Sticks and Stones

Sticks and stones will break your bones but words will never hurt you.
“Words hurt Mom.”
Cuts and bruises will heal but hurtful words are a whole lot harder to heal, if not impossible.
Somebody hurt my daughter today.  No, they didn’t get into a fight with her.  They didn’t hit her with a stick or throw a stone at her.  They didn’t cut her with a knife and they didn’t shoot her.  They made fun of her.
My daughter is a lot like me.  She has a lot of energy and always seems to be happy.  She could probably be called goofy but I like to call it passion.  She is sweet and kind, to everybody.  She’s not perfect.  No one is perfect.  But she is a joy to be around, for everyone.
But some boy said something to her that I don’t want to repeat here.  And everyone in her classroom, except her friends, laughed.  They got a good laugh out of it.  I’m glad.  Because she cried for the rest of the day.  She shut down.  She did not participate in the day.  And she cried.
The school has a new buzzword that they like to use for this:  bullying.  They have a zero bullying policy.  But did they do anything to the kid?  No.  They didn’t hear it.

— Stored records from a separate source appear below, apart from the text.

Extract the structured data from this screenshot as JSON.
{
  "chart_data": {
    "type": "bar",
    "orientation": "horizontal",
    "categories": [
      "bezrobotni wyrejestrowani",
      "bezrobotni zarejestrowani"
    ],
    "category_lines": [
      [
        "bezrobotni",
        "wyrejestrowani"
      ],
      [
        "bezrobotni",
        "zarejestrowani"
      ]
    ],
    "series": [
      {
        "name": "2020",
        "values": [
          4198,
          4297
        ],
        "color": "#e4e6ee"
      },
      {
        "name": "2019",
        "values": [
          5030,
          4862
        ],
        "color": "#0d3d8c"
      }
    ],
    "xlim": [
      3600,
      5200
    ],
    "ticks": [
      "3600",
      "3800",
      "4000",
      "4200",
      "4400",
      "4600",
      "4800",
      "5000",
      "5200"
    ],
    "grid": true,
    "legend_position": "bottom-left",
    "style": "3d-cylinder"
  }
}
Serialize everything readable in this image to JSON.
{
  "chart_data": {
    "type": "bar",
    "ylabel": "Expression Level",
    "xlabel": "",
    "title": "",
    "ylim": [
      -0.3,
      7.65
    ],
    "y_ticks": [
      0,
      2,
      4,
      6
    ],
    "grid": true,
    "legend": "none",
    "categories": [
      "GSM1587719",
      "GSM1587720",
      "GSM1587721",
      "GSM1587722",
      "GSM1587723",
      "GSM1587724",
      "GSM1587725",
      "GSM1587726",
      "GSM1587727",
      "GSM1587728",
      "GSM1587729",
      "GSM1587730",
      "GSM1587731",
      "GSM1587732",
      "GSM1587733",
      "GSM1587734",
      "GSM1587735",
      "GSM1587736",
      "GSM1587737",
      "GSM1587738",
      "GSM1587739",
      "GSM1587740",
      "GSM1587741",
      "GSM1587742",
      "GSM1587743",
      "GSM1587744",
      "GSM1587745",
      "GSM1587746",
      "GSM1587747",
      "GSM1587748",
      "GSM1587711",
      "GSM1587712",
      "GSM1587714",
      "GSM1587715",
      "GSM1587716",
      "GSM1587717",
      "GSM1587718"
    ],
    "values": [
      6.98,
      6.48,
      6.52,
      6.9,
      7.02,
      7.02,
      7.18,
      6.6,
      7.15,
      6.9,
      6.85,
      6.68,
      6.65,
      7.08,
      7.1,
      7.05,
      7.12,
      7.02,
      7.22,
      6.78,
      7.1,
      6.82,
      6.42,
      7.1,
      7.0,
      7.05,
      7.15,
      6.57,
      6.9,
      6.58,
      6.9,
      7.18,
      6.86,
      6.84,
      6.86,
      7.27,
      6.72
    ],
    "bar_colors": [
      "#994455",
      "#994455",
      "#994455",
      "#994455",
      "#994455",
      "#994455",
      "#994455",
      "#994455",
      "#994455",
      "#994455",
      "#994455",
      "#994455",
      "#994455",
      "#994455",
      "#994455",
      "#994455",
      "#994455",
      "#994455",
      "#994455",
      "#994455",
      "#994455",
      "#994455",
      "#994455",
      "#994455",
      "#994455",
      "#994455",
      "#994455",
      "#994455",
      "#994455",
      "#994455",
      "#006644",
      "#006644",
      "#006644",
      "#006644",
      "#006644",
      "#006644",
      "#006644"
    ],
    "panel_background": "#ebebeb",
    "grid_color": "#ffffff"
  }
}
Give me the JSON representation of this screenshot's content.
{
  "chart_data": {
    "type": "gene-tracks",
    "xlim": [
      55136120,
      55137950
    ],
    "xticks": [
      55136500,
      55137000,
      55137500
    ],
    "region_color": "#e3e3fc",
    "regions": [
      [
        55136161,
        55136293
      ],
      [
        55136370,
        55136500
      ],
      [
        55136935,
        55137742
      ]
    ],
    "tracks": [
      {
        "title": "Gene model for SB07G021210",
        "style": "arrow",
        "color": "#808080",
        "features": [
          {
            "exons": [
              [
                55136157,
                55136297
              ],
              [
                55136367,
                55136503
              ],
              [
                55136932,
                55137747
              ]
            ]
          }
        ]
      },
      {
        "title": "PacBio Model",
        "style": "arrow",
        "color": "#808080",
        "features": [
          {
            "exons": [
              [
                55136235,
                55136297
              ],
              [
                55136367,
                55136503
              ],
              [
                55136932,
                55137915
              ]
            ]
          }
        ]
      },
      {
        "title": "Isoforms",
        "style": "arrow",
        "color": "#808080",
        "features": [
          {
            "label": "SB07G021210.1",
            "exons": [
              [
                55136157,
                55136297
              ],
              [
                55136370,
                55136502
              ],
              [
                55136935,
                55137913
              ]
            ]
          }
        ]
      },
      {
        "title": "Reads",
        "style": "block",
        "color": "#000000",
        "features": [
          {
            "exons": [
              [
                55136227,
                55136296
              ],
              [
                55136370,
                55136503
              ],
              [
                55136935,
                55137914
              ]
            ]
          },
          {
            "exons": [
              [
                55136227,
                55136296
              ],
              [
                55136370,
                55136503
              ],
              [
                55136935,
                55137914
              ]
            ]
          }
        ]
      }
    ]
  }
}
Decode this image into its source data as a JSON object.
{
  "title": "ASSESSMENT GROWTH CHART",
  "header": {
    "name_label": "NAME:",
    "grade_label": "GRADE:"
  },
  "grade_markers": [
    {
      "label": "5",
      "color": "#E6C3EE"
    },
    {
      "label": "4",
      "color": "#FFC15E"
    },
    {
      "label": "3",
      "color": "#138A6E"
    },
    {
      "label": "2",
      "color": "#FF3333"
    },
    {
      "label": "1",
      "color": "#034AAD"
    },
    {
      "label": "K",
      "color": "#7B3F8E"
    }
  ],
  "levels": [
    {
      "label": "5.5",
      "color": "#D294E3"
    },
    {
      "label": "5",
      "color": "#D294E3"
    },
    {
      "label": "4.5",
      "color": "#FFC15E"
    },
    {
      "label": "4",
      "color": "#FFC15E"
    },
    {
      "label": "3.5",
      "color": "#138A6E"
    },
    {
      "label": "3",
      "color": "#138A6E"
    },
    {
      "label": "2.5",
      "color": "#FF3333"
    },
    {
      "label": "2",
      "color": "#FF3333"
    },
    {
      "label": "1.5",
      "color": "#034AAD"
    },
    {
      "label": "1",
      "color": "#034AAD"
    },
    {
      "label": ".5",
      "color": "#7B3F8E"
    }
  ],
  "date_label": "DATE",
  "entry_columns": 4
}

I am the type of mother who wants to beat the pulp out of this kid.  But I have always believed that my kids have to take up for themselves, that if their Mom came in and fought their battles for them that they would never learn how to stand up for themselves.  So I prefer to encourage my kids and make suggestions on how to handle something like that.
“Why don’t you tell him that he might be right but you can change and he’s ugly and you can’t fix ugly.”
“It doesn’t work Mom.”
“Sticks and stones will break your bones but words will never hurt you.”
“Words hurt Mom.”
I know they do.  I can remember back to when I was in middle school.  I had classmates who hurt my feelings.  I had classmates that “bullied” me.  I repeated the sticks & stones mantra to myself over and over again.  Forty years later I still remember what they said to me.  Forty years later I wish that I had had a great comeback all those years ago.
I do believe that we have to help our kids develop thick skins.  I do think we need to bust those who “bully” us and our kids.  But I also think that we need to quit giving this lip service and actually do something about it.  I don’t know what.  I’m a mother, not a psychologist.  But I do know that if it’s not stopped that a lot of kids are going to grow up to be insecure, with a beat up confidence, and shutdown.  They shutdown because they don’t want to be noticed.  If they’re not noticed then no one will hurt them.
I’m lucky in that my kids have security, confidence and passion to spare.  But each time this happens they lose a little bit more.  What about the kids who don’t have any to spare?  What happens to those kids?  Because their pain is real.  And their pain can last their entire life.
So sticks and stones will break your bones but words will always hurt you.